Nutritionists claim that portion size control is one of the keys to losing weight and staying in shape. Using smaller dishes is probably the most popular way to control the size of your meals, but a couple of London-based art students may have come up with an even more effective one – using mirrors to make tableware look twice as full.
Saki Maruyama and Daniel Coppen, collectively known as Studio Playfool, have come up with an ingenious tableware design that relies on mirrors to trick your eyes into seeing more food than is actually available. Named Half/Full, their recently unveiled tableware set was apparently inspired by the threat of future food shortages on a global scale, and is therefore designed to “future proof appetites”.
Photo: Dezeen
“In the near-future, the effects of climate change will take its toll on global food production,” designers said. “When imagining a future that’s faced with greater food shortages, we need to ask how we might adapt our own appetites and lifestyle in the present.”
Photo: Dezeen
Each piece in the Half/Full set – two plates, a cup, a bowl, and a knife, fork and spoon – features a reflective surface, so when food and drinks are placed on/in them, these mirrors increase the portion size only visually, which is enough to induce a sensation of fullness and limit the amount of food the user feels they need to eat. It sounds like bogus, but the concept is apparently based on scientific research.
Photo: Dezeen
“A study led by the University of Tokyo revealed that the apparent volume of food can influence one’s satisfaction from a meal,” Studio Playfool claims. “If the quantity of the food appears greater, the feeling of satisfaction is greater.”

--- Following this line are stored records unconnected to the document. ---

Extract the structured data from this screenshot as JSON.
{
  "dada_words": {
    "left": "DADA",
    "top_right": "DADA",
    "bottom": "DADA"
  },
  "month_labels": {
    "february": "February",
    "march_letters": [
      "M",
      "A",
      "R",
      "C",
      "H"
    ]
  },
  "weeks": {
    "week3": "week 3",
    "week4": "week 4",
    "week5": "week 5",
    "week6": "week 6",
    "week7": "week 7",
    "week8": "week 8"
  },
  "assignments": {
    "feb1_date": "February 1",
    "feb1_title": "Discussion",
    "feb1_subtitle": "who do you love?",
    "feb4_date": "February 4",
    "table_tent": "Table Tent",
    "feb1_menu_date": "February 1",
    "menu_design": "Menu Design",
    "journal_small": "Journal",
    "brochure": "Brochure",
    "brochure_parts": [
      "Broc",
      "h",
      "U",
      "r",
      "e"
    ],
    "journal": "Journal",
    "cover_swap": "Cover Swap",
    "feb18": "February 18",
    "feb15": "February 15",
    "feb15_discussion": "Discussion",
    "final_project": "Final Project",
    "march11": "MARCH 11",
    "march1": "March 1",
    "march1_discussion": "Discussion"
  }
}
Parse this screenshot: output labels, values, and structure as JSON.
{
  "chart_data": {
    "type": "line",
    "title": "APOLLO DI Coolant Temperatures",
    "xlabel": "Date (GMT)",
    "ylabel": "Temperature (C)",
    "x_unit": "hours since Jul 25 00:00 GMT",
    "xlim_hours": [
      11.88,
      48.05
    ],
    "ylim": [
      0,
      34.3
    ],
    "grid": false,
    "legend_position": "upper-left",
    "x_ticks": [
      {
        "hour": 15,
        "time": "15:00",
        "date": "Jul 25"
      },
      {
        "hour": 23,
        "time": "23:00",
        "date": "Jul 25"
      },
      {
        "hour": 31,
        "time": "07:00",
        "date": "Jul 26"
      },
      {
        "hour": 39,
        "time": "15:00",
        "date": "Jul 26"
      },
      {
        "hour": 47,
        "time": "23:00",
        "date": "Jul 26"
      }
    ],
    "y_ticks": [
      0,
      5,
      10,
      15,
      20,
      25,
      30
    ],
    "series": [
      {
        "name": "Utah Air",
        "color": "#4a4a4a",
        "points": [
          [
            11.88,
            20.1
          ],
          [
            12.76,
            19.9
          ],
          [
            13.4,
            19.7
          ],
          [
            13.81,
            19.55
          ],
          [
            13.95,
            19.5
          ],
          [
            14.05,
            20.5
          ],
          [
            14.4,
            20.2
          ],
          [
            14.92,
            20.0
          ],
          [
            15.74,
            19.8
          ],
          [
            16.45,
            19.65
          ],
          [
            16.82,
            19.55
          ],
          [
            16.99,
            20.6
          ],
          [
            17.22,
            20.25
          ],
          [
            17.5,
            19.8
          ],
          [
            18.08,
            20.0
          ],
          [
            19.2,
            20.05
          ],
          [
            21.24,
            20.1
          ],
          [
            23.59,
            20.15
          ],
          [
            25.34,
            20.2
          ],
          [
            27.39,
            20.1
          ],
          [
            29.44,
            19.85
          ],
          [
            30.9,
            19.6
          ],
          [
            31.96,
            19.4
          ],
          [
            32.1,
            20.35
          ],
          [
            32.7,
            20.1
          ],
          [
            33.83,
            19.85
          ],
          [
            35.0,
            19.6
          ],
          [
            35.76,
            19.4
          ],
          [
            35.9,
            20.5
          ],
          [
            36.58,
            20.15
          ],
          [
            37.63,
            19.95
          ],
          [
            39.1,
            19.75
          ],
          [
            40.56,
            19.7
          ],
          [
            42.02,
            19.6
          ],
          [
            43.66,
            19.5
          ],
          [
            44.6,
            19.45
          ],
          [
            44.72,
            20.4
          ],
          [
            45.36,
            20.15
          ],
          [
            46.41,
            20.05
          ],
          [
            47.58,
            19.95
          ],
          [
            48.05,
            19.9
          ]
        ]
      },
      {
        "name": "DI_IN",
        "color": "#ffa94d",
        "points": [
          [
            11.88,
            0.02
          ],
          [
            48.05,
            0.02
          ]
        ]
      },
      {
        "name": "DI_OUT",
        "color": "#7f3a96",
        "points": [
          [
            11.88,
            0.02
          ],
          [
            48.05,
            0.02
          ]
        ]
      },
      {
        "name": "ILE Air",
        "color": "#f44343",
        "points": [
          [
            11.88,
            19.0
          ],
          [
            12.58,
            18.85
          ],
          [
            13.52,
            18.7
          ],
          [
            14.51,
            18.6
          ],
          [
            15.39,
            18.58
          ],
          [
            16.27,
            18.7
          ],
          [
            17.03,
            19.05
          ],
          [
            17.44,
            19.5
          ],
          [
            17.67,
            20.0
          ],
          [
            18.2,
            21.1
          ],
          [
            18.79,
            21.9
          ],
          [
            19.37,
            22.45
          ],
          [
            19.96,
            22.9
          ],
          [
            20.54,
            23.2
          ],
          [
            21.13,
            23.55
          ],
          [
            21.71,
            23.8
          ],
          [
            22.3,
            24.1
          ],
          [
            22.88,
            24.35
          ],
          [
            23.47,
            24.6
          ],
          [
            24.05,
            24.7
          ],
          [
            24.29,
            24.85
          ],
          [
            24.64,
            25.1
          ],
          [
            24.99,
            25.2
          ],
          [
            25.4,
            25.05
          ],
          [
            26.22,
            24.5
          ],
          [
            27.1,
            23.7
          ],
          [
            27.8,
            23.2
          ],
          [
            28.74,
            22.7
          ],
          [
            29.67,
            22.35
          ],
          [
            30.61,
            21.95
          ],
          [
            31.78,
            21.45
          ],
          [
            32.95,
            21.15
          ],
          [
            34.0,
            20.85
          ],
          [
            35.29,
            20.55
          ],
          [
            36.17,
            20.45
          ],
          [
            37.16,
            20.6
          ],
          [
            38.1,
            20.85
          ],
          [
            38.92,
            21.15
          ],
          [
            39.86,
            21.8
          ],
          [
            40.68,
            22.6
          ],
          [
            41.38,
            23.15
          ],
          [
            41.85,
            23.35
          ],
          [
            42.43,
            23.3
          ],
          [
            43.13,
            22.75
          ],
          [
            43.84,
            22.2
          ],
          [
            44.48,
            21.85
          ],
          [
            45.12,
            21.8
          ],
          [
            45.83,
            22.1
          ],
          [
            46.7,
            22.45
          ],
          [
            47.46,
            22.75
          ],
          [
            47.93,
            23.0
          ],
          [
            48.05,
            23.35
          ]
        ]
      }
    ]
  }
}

“Another study showed that eating in the presence of a mirror increases self-awareness, influencing people’s behaviours to eat less. Although the concept is yet to be formally tested, we believe Half/Full has the potential to change our eating habits for the better, while acting as a visual probe that raises our awareness around the impacts that climate change will have on our food and eating culture,” the two designers add.